Böylece 10 Nolu Başbakanlık Evi’nin yeni sakini seçilen Truss, evli ve iki çocuk babası, Margaret Thatcher ve Theresa May’den sonra “İngiltere’nin üçüncü kadın Başbakanı” olarak kayıtlara geçti.
Parti içindeki seçim kampanyası sırasında defalarca “vergi kesintisi” sözü veren Truss’un başbakan olarak devralmasından sonra, İngiliz hükümeti Eylül ayında 45 milyar sterline kadar vergi indirimleri uygulamaya hazırlandığını duyurdu. 23.
Bu durum, ülkenin dış borçlanmasının artacağı beklentilerini artırdı ve İngiliz Sterlini’nin sert bir şekilde düşmesine neden oldu.
Ekonomik planlara yönelik ağır eleştirilerin ardından hükümet, yüzde 45’lik en yüksek gelir vergisi oranını kaldırma planından vazgeçti.
Daha önce birçok kez bütçe düzenleme planı kapsamında vergi indirimi planının arkasında olan Truss, 14 Ekim’de kamuoyu baskısına dayanamayarak maliye bakanı olarak Kwasi Quarting’in yerine geçerek Jeremy Hunt’ı atadı.
Piyasalarda ciddi şoklara neden olan “hatalar” için özür dilemesine rağmen, İngiliz kamuoyunda Truss’un ne kadar süre görevde kalacağı konusunda tartışmalar başladı.
Arka arkaya siyasi çalkantıların yaşandığı İngiltere’de Başbakan Truss dün istifa ettiğini açıkladı.

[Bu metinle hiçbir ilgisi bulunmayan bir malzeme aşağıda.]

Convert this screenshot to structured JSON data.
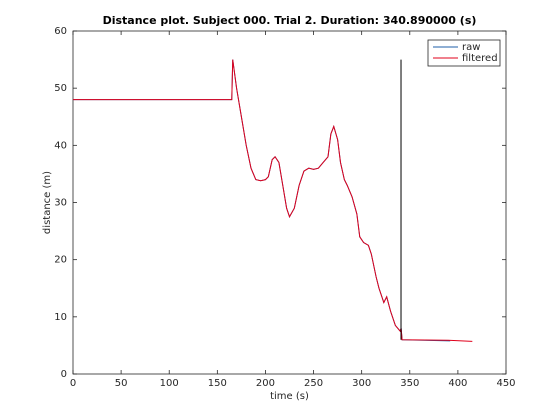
{
  "chart_data": {
    "type": "line",
    "title": "Distance plot. Subject 000. Trial 2. Duration: 340.890000 (s)",
    "xlabel": "time (s)",
    "ylabel": "distance (m)",
    "xlim": [
      0,
      450
    ],
    "xticks": [
      0,
      50,
      100,
      150,
      200,
      250,
      300,
      350,
      400,
      450
    ],
    "ylim": [
      0,
      60
    ],
    "yticks": [
      0,
      10,
      20,
      30,
      40,
      50,
      60
    ],
    "legend": "top-right",
    "series": [
      {
        "name": "raw",
        "color": "#1f5fa8",
        "x": [
          0,
          165,
          166,
          170,
          175,
          180,
          185,
          190,
          195,
          200,
          203,
          207,
          210,
          214,
          218,
          222,
          225,
          230,
          235,
          240,
          245,
          250,
          255,
          260,
          265,
          268,
          271,
          275,
          278,
          282,
          285,
          290,
          295,
          298,
          302,
          307,
          310,
          315,
          318,
          320,
          323,
          326,
          330,
          335,
          340,
          341,
          342,
          392
        ],
        "values": [
          48,
          48,
          55,
          50,
          45,
          40,
          36,
          34,
          33.8,
          34,
          34.5,
          37.5,
          38,
          37,
          33,
          29,
          27.5,
          29,
          33,
          35.5,
          36,
          35.8,
          36,
          37,
          38,
          42,
          43.3,
          41,
          37,
          34,
          33,
          31,
          28,
          24,
          23,
          22.5,
          21,
          17,
          15,
          14,
          12.5,
          13.5,
          11,
          8.5,
          7.5,
          8,
          6,
          5.8
        ]
      },
      {
        "name": "filtered",
        "color": "#e0001b",
        "x": [
          0,
          165,
          166,
          170,
          175,
          180,
          185,
          190,
          195,
          200,
          203,
          207,
          210,
          214,
          218,
          222,
          225,
          230,
          235,
          240,
          245,
          250,
          255,
          260,
          265,
          268,
          271,
          275,
          278,
          282,
          285,
          290,
          295,
          298,
          302,
          307,
          310,
          315,
          318,
          320,
          323,
          326,
          330,
          335,
          340,
          341,
          342,
          390,
          415
        ],
        "values": [
          48,
          48,
          55,
          50,
          45,
          40,
          36,
          34,
          33.8,
          34,
          34.5,
          37.5,
          38,
          37,
          33,
          29,
          27.5,
          29,
          33,
          35.5,
          36,
          35.8,
          36,
          37,
          38,
          42,
          43.3,
          41,
          37,
          34,
          33,
          31,
          28,
          24,
          23,
          22.5,
          21,
          17,
          15,
          14,
          12.5,
          13.5,
          11,
          8.5,
          7.5,
          8,
          6,
          5.9,
          5.7
        ]
      }
    ],
    "vline": {
      "color": "#000000",
      "x": [
        340.89,
        340.89
      ],
      "values": [
        6,
        55
      ]
    }
  }
}
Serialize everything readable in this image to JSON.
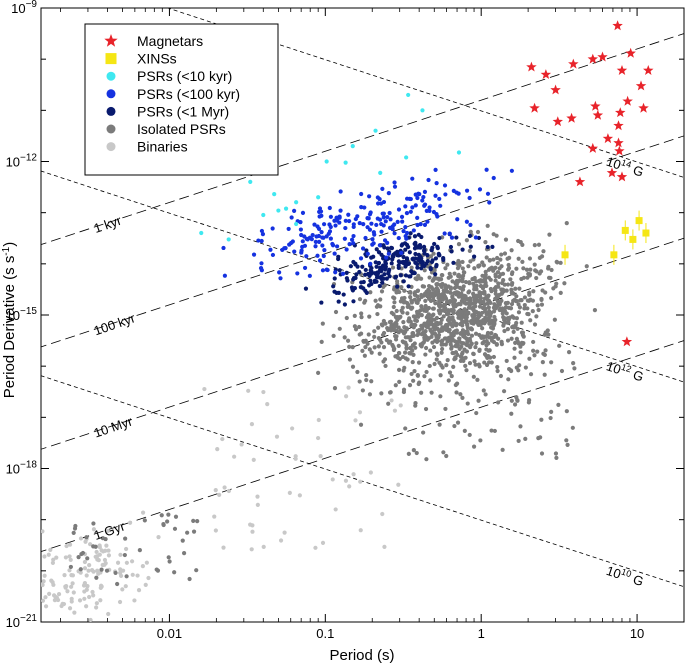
{
  "chart_data": {
    "type": "scatter",
    "title": "",
    "xlabel": "Period (s)",
    "ylabel": "Period Derivative (s s",
    "ylabel_sup": "-1",
    "ylabel_close": ")",
    "x_scale": "log",
    "y_scale": "log",
    "xlim": [
      0.0015,
      20
    ],
    "ylim": [
      1e-21,
      1e-09
    ],
    "x_ticks": [
      {
        "value": 0.01,
        "label": "0.01"
      },
      {
        "value": 0.1,
        "label": "0.1"
      },
      {
        "value": 1,
        "label": "1"
      },
      {
        "value": 10,
        "label": "10"
      }
    ],
    "y_ticks": [
      {
        "value": 1e-09,
        "base": "10",
        "exp": "−9"
      },
      {
        "value": 1e-12,
        "base": "10",
        "exp": "−12"
      },
      {
        "value": 1e-15,
        "base": "10",
        "exp": "−15"
      },
      {
        "value": 1e-18,
        "base": "10",
        "exp": "−18"
      },
      {
        "value": 1e-21,
        "base": "10",
        "exp": "−21"
      }
    ],
    "age_lines": [
      {
        "label": "1 kyr",
        "age_yr": 1000.0
      },
      {
        "label": "100 kyr",
        "age_yr": 100000.0
      },
      {
        "label": "10 Myr",
        "age_yr": 10000000.0
      },
      {
        "label": "1 Gyr",
        "age_yr": 1000000000.0
      }
    ],
    "field_lines": [
      {
        "label_base": "10",
        "label_exp": "14",
        "label_unit": " G",
        "B": 100000000000000.0
      },
      {
        "label_base": "10",
        "label_exp": "12",
        "label_unit": " G",
        "B": 1000000000000.0
      },
      {
        "label_base": "10",
        "label_exp": "10",
        "label_unit": " G",
        "B": 10000000000.0
      }
    ],
    "series": [
      {
        "name": "Magnetars",
        "marker": "star",
        "color": "#e8232a",
        "points": [
          [
            2.1,
            7e-11
          ],
          [
            2.6,
            5e-11
          ],
          [
            3.0,
            2.5e-11
          ],
          [
            3.9,
            8e-11
          ],
          [
            5.2,
            1e-10
          ],
          [
            6.0,
            1.1e-10
          ],
          [
            7.5,
            4.5e-10
          ],
          [
            8.0,
            6e-11
          ],
          [
            9.1,
            1.3e-10
          ],
          [
            10.6,
            3e-11
          ],
          [
            11.8,
            6e-11
          ],
          [
            2.2,
            1.1e-11
          ],
          [
            3.8,
            7e-12
          ],
          [
            5.4,
            1.2e-11
          ],
          [
            5.6,
            8e-12
          ],
          [
            6.5,
            2.8e-12
          ],
          [
            7.6,
            5e-12
          ],
          [
            8.7,
            1.5e-11
          ],
          [
            11.0,
            1.1e-11
          ],
          [
            3.1,
            6e-12
          ],
          [
            8.0,
            5e-13
          ],
          [
            4.3,
            4e-13
          ],
          [
            5.2,
            1.8e-12
          ],
          [
            7.8,
            9e-12
          ],
          [
            7.6,
            2.3e-12
          ],
          [
            6.9,
            6e-13
          ],
          [
            8.6,
            3e-16
          ],
          [
            7.7,
            1.6e-12
          ]
        ]
      },
      {
        "name": "XINSs",
        "marker": "square",
        "color": "#f5e614",
        "points": [
          [
            3.45,
            1.5e-14
          ],
          [
            7.1,
            1.5e-14
          ],
          [
            8.4,
            4.5e-14
          ],
          [
            10.3,
            7e-14
          ],
          [
            11.4,
            4e-14
          ],
          [
            9.4,
            3e-14
          ]
        ]
      },
      {
        "name": "PSRs (<10 kyr)",
        "marker": "circle",
        "color": "#3fe8f0",
        "points": [
          [
            0.016,
            4e-14
          ],
          [
            0.024,
            3e-14
          ],
          [
            0.033,
            4e-13
          ],
          [
            0.047,
            2.3e-13
          ],
          [
            0.05,
            1.1e-13
          ],
          [
            0.065,
            1.6e-13
          ],
          [
            0.09,
            2e-13
          ],
          [
            0.102,
            1e-12
          ],
          [
            0.135,
            9.5e-13
          ],
          [
            0.15,
            2e-12
          ],
          [
            0.21,
            4e-12
          ],
          [
            0.33,
            1.2e-12
          ],
          [
            0.34,
            2e-11
          ],
          [
            0.42,
            1e-11
          ],
          [
            0.056,
            1.2e-13
          ],
          [
            0.04,
            9e-14
          ],
          [
            0.065,
            6e-14
          ],
          [
            0.225,
            6e-13
          ],
          [
            0.72,
            1.5e-12
          ]
        ]
      },
      {
        "name": "PSRs (<100 kyr)",
        "marker": "circle",
        "color": "#1532e0",
        "points": []
      },
      {
        "name": "PSRs (<1 Myr)",
        "marker": "circle",
        "color": "#091a6e",
        "points": []
      },
      {
        "name": "Isolated PSRs",
        "marker": "circle",
        "color": "#7b7b7b",
        "points": []
      },
      {
        "name": "Binaries",
        "marker": "circle",
        "color": "#c8c8c8",
        "points": []
      }
    ]
  }
}
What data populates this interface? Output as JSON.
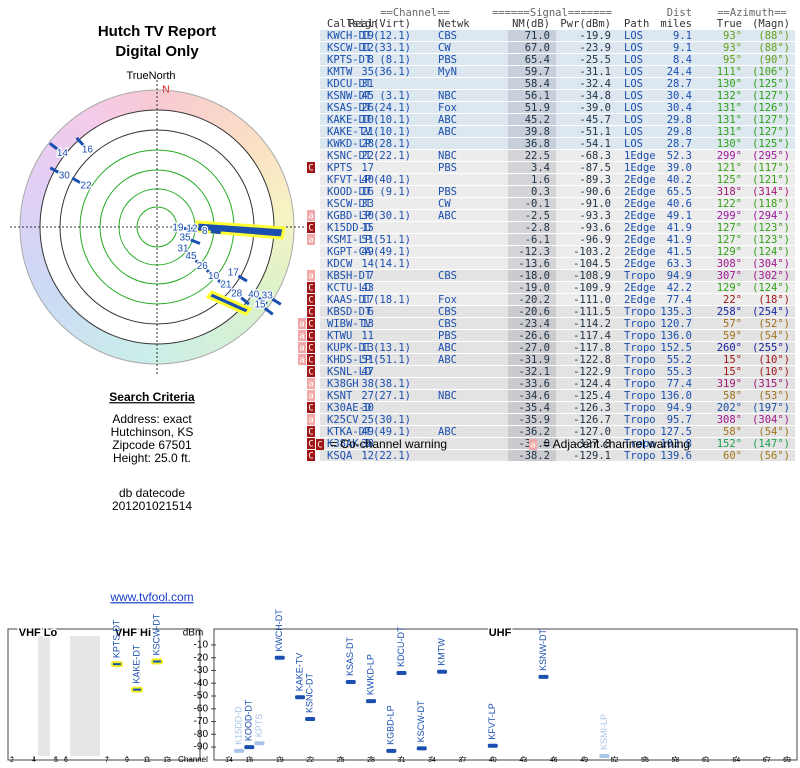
{
  "header": {
    "title": "Hutch TV Report",
    "subtitle": "Digital Only"
  },
  "polar": {
    "north_label": "TrueNorth",
    "north_mark": "N",
    "labels": [
      {
        "label": "14",
        "azimuth": 308
      },
      {
        "label": "16",
        "azimuth": 318
      },
      {
        "label": "30",
        "azimuth": 299
      },
      {
        "label": "22",
        "azimuth": 300
      },
      {
        "label": "19",
        "azimuth": 93
      },
      {
        "label": "12",
        "azimuth": 93
      },
      {
        "label": "8",
        "azimuth": 95
      },
      {
        "label": "35",
        "azimuth": 111
      },
      {
        "label": "31",
        "azimuth": 130
      },
      {
        "label": "45",
        "azimuth": 131
      },
      {
        "label": "26",
        "azimuth": 131
      },
      {
        "label": "10",
        "azimuth": 131
      },
      {
        "label": "21",
        "azimuth": 130
      },
      {
        "label": "17",
        "azimuth": 121
      },
      {
        "label": "28",
        "azimuth": 130
      },
      {
        "label": "40",
        "azimuth": 125
      },
      {
        "label": "33",
        "azimuth": 122
      },
      {
        "label": "15",
        "azimuth": 127
      }
    ]
  },
  "criteria": {
    "title": "Search Criteria",
    "lines": [
      "Address: exact",
      "Hutchinson, KS",
      "Zipcode 67501",
      "Height: 25.0 ft."
    ],
    "datecode_label": "db datecode",
    "datecode": "201201021514"
  },
  "link": "www.tvfool.com",
  "table": {
    "group_headers": [
      "==Channel==",
      "======Signal=======",
      "Dist",
      "==Azimuth=="
    ],
    "columns": [
      "Callsign",
      "Real",
      "(Virt)",
      "Netwk",
      "NM(dB)",
      "Pwr(dBm)",
      "Path",
      "miles",
      "True",
      "(Magn)"
    ],
    "rows": [
      {
        "cells": [
          "KWCH-DT",
          "19",
          "(12.1)",
          "CBS",
          "71.0",
          "-19.9",
          "LOS",
          "9.1",
          "93°",
          "(88°)"
        ]
      },
      {
        "cells": [
          "KSCW-DT",
          "12",
          "(33.1)",
          "CW",
          "67.0",
          "-23.9",
          "LOS",
          "9.1",
          "93°",
          "(88°)"
        ]
      },
      {
        "cells": [
          "KPTS-DT",
          "8",
          "(8.1)",
          "PBS",
          "65.4",
          "-25.5",
          "LOS",
          "8.4",
          "95°",
          "(90°)"
        ]
      },
      {
        "cells": [
          "KMTW",
          "35",
          "(36.1)",
          "MyN",
          "59.7",
          "-31.1",
          "LOS",
          "24.4",
          "111°",
          "(106°)"
        ]
      },
      {
        "cells": [
          "KDCU-DT",
          "31",
          null,
          null,
          "58.4",
          "-32.4",
          "LOS",
          "28.7",
          "130°",
          "(125°)"
        ]
      },
      {
        "cells": [
          "KSNW-DT",
          "45",
          "(3.1)",
          "NBC",
          "56.1",
          "-34.8",
          "LOS",
          "30.4",
          "132°",
          "(127°)"
        ]
      },
      {
        "cells": [
          "KSAS-DT",
          "26",
          "(24.1)",
          "Fox",
          "51.9",
          "-39.0",
          "LOS",
          "30.4",
          "131°",
          "(126°)"
        ]
      },
      {
        "cells": [
          "KAKE-DT",
          "10",
          "(10.1)",
          "ABC",
          "45.2",
          "-45.7",
          "LOS",
          "29.8",
          "131°",
          "(127°)"
        ]
      },
      {
        "cells": [
          "KAKE-TV",
          "21",
          "(10.1)",
          "ABC",
          "39.8",
          "-51.1",
          "LOS",
          "29.8",
          "131°",
          "(127°)"
        ]
      },
      {
        "cells": [
          "KWKD-LP",
          "28",
          "(28.1)",
          null,
          "36.8",
          "-54.1",
          "LOS",
          "28.7",
          "130°",
          "(125°)"
        ]
      },
      {
        "cells": [
          "KSNC-DT",
          "22",
          "(22.1)",
          "NBC",
          "22.5",
          "-68.3",
          "1Edge",
          "52.3",
          "299°",
          "(295°)"
        ]
      },
      {
        "warn": [
          "C"
        ],
        "cells": [
          "KPTS",
          "17",
          null,
          "PBS",
          "3.4",
          "-87.5",
          "1Edge",
          "39.0",
          "121°",
          "(117°)"
        ]
      },
      {
        "cells": [
          "KFVT-LP",
          "40",
          "(40.1)",
          null,
          "1.6",
          "-89.3",
          "2Edge",
          "40.2",
          "125°",
          "(121°)"
        ]
      },
      {
        "cells": [
          "KOOD-DT",
          "16",
          "(9.1)",
          "PBS",
          "0.3",
          "-90.6",
          "2Edge",
          "65.5",
          "318°",
          "(314°)"
        ]
      },
      {
        "cells": [
          "KSCW-DT",
          "33",
          null,
          "CW",
          "-0.1",
          "-91.0",
          "2Edge",
          "40.6",
          "122°",
          "(118°)"
        ]
      },
      {
        "warn": [
          "a"
        ],
        "cells": [
          "KGBD-LP",
          "30",
          "(30.1)",
          "ABC",
          "-2.5",
          "-93.3",
          "2Edge",
          "49.1",
          "299°",
          "(294°)"
        ]
      },
      {
        "warn": [
          "C"
        ],
        "cells": [
          "K15DD-D",
          "15",
          null,
          null,
          "-2.8",
          "-93.6",
          "2Edge",
          "41.9",
          "127°",
          "(123°)"
        ]
      },
      {
        "warn": [
          "a"
        ],
        "cells": [
          "KSMI-LP",
          "51",
          "(51.1)",
          null,
          "-6.1",
          "-96.9",
          "2Edge",
          "41.9",
          "127°",
          "(123°)"
        ]
      },
      {
        "cells": [
          "KGPT-CA",
          "49",
          "(49.1)",
          null,
          "-12.3",
          "-103.2",
          "2Edge",
          "41.5",
          "129°",
          "(124°)"
        ]
      },
      {
        "cells": [
          "KDCW",
          "14",
          "(14.1)",
          null,
          "-13.6",
          "-104.5",
          "2Edge",
          "63.3",
          "308°",
          "(304°)"
        ]
      },
      {
        "warn": [
          "a"
        ],
        "cells": [
          "KBSH-DT",
          "7",
          null,
          "CBS",
          "-18.0",
          "-108.9",
          "Tropo",
          "94.9",
          "307°",
          "(302°)"
        ]
      },
      {
        "warn": [
          "C"
        ],
        "cells": [
          "KCTU-LD",
          "43",
          null,
          null,
          "-19.0",
          "-109.9",
          "2Edge",
          "42.2",
          "129°",
          "(124°)"
        ]
      },
      {
        "warn": [
          "C"
        ],
        "cells": [
          "KAAS-DT",
          "17",
          "(18.1)",
          "Fox",
          "-20.2",
          "-111.0",
          "2Edge",
          "77.4",
          "22°",
          "(18°)"
        ]
      },
      {
        "warn": [
          "C"
        ],
        "cells": [
          "KBSD-DT",
          "6",
          null,
          "CBS",
          "-20.6",
          "-111.5",
          "Tropo",
          "135.3",
          "258°",
          "(254°)"
        ]
      },
      {
        "warn": [
          "a",
          "C"
        ],
        "cells": [
          "WIBW-TV",
          "13",
          null,
          "CBS",
          "-23.4",
          "-114.2",
          "Tropo",
          "120.7",
          "57°",
          "(52°)"
        ]
      },
      {
        "warn": [
          "a",
          "C"
        ],
        "cells": [
          "KTWU",
          "11",
          null,
          "PBS",
          "-26.6",
          "-117.4",
          "Tropo",
          "136.0",
          "59°",
          "(54°)"
        ]
      },
      {
        "warn": [
          "a",
          "C"
        ],
        "cells": [
          "KUPK-DT",
          "13",
          "(13.1)",
          "ABC",
          "-27.0",
          "-117.8",
          "Tropo",
          "152.5",
          "260°",
          "(255°)"
        ]
      },
      {
        "warn": [
          "a",
          "C"
        ],
        "cells": [
          "KHDS-LP",
          "51",
          "(51.1)",
          "ABC",
          "-31.9",
          "-122.8",
          "Tropo",
          "55.2",
          "15°",
          "(10°)"
        ]
      },
      {
        "warn": [
          "C"
        ],
        "cells": [
          "KSNL-LD",
          "47",
          null,
          null,
          "-32.1",
          "-122.9",
          "Tropo",
          "55.3",
          "15°",
          "(10°)"
        ]
      },
      {
        "warn": [
          "a"
        ],
        "cells": [
          "K38GH",
          "38",
          "(38.1)",
          null,
          "-33.6",
          "-124.4",
          "Tropo",
          "77.4",
          "319°",
          "(315°)"
        ]
      },
      {
        "warn": [
          "a"
        ],
        "cells": [
          "KSNT",
          "27",
          "(27.1)",
          "NBC",
          "-34.6",
          "-125.4",
          "Tropo",
          "136.0",
          "58°",
          "(53°)"
        ]
      },
      {
        "warn": [
          "C"
        ],
        "cells": [
          "K30AE-D",
          "30",
          null,
          null,
          "-35.4",
          "-126.3",
          "Tropo",
          "94.9",
          "202°",
          "(197°)"
        ]
      },
      {
        "warn": [
          "a"
        ],
        "cells": [
          "K25CV",
          "25",
          "(30.1)",
          null,
          "-35.9",
          "-126.7",
          "Tropo",
          "95.7",
          "308°",
          "(304°)"
        ]
      },
      {
        "warn": [
          "C"
        ],
        "cells": [
          "KTKA-DT",
          "49",
          "(49.1)",
          "ABC",
          "-36.2",
          "-127.0",
          "Tropo",
          "127.5",
          "58°",
          "(54°)"
        ]
      },
      {
        "warn": [
          "C"
        ],
        "cells": [
          "K38AK-D",
          "38",
          null,
          null,
          "-37.0",
          "-127.8",
          "Tropo",
          "103.8",
          "152°",
          "(147°)"
        ]
      },
      {
        "warn": [
          "C"
        ],
        "cells": [
          "KSQA",
          "12",
          "(22.1)",
          null,
          "-38.2",
          "-129.1",
          "Tropo",
          "139.6",
          "60°",
          "(56°)"
        ]
      }
    ]
  },
  "legend": [
    {
      "icon": "C",
      "text": "= Co-channel warning"
    },
    {
      "icon": "a",
      "text": "= Adjacent channel warning"
    }
  ],
  "spectrum": {
    "bands": [
      "VHF Lo",
      "VHF Hi",
      "UHF"
    ],
    "y_label": "dBm",
    "x_label": "Channel",
    "ylim": [
      -3,
      -97
    ],
    "yticks": [
      -10,
      -20,
      -30,
      -40,
      -50,
      -60,
      -70,
      -80,
      -90
    ],
    "vhf_ticks": [
      2,
      4,
      5,
      6,
      7,
      9,
      11,
      13
    ],
    "uhf_xlim": [
      14,
      69
    ],
    "uhf_ticks": [
      14,
      16,
      19,
      22,
      25,
      28,
      31,
      34,
      37,
      40,
      43,
      46,
      49,
      52,
      55,
      58,
      61,
      64,
      67,
      69
    ],
    "stations": [
      {
        "name": "KPTS-DT",
        "channel": 8,
        "dbm": -25,
        "active": true
      },
      {
        "name": "KAKE-DT",
        "channel": 10,
        "dbm": -45,
        "active": true
      },
      {
        "name": "KSCW-DT",
        "channel": 12,
        "dbm": -23,
        "active": true
      },
      {
        "name": "K15DD-D",
        "channel": 15,
        "dbm": -93,
        "active": false
      },
      {
        "name": "KOOD-DT",
        "channel": 16,
        "dbm": -90,
        "active": true
      },
      {
        "name": "KPTS",
        "channel": 17,
        "dbm": -87,
        "active": false
      },
      {
        "name": "KWCH-DT",
        "channel": 19,
        "dbm": -20,
        "active": true
      },
      {
        "name": "KAKE-TV",
        "channel": 21,
        "dbm": -51,
        "active": true
      },
      {
        "name": "KSNC-DT",
        "channel": 22,
        "dbm": -68,
        "active": true
      },
      {
        "name": "KSAS-DT",
        "channel": 26,
        "dbm": -39,
        "active": true
      },
      {
        "name": "KWKD-LP",
        "channel": 28,
        "dbm": -54,
        "active": true
      },
      {
        "name": "KGBD-LP",
        "channel": 30,
        "dbm": -93,
        "active": true
      },
      {
        "name": "KDCU-DT",
        "channel": 31,
        "dbm": -32,
        "active": true
      },
      {
        "name": "KSCW-DT",
        "channel": 33,
        "dbm": -91,
        "active": true
      },
      {
        "name": "KMTW",
        "channel": 35,
        "dbm": -31,
        "active": true
      },
      {
        "name": "KFVT-LP",
        "channel": 40,
        "dbm": -89,
        "active": true
      },
      {
        "name": "KSNW-DT",
        "channel": 45,
        "dbm": -35,
        "active": true
      },
      {
        "name": "KSMI-LP",
        "channel": 51,
        "dbm": -97,
        "active": false
      }
    ]
  }
}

18 Ekim’de İngiliz Parlamentosu’na hitaben yaptığı konuşmada Truss, “bağışçı değil, savaşçı” olduğunu ilan etti, ancak bir gün sonra istifa etme kararını açıkladı, böylece sadece 44 gün görevde kaldı.
Liz Truss ayrıca “İngiliz tarihinin en kısa hizmet veren kadın Başbakanı” olarak da kaydedildi.
Brexit süreci başbakanları istifaya zorluyor
İngiltere’de 2013 yılında dönemin Başbakanı David Cameron’ın AB üyeliğini referanduma götürme sözü verdiği Brexit’in sonucu Cameron için işe yaramadı.
AB üyeliğinin destekçisi olan Cameron, Brexit cephesinin 23 Haziran 2016’da son dakikaya kadar kafa kafaya giden referandum yarışında yüzde 52 ila yüzde 48 kazanmasının ardından istifa etti. .
Cameron’ın ardından göreve başlayan Theresa May, Avrupa Birliği ile Brexit anlaşmasını Parlamento’da üç kez reddedince parti içindeki muhalefet baskısına dayanamayarak liderlikten istifa etti.
Brexit krizini çözemeyen May, başbakanlıktan ayrılırken, İngiltere’nin Avrupa Birliği’nden çıkışını çözme sözü veren Boris Johnson koltuğuna oturdu.
Johnson, parti üyesi oylarının çoğunluğunu aldı ve 24 Mayıs 2019 itibariyle başbakanlığı yaptı.
Böylece Johnson, 2016 referandumunda Avrupa Birliği’nden ayrılma kararının ardından son üç yılda İngiltere’nin üçüncü başbakanı oldu.
Ancak Johnson’ın iktidarı uzun sürmedi ve 348 gün sonra iki yıl sonra 7 Temmuz’da parti liderliğinden istifa ettiğini açıkladı, ardından halefi Liz Truss uzun süre görevde kalamadı ve istifa etti.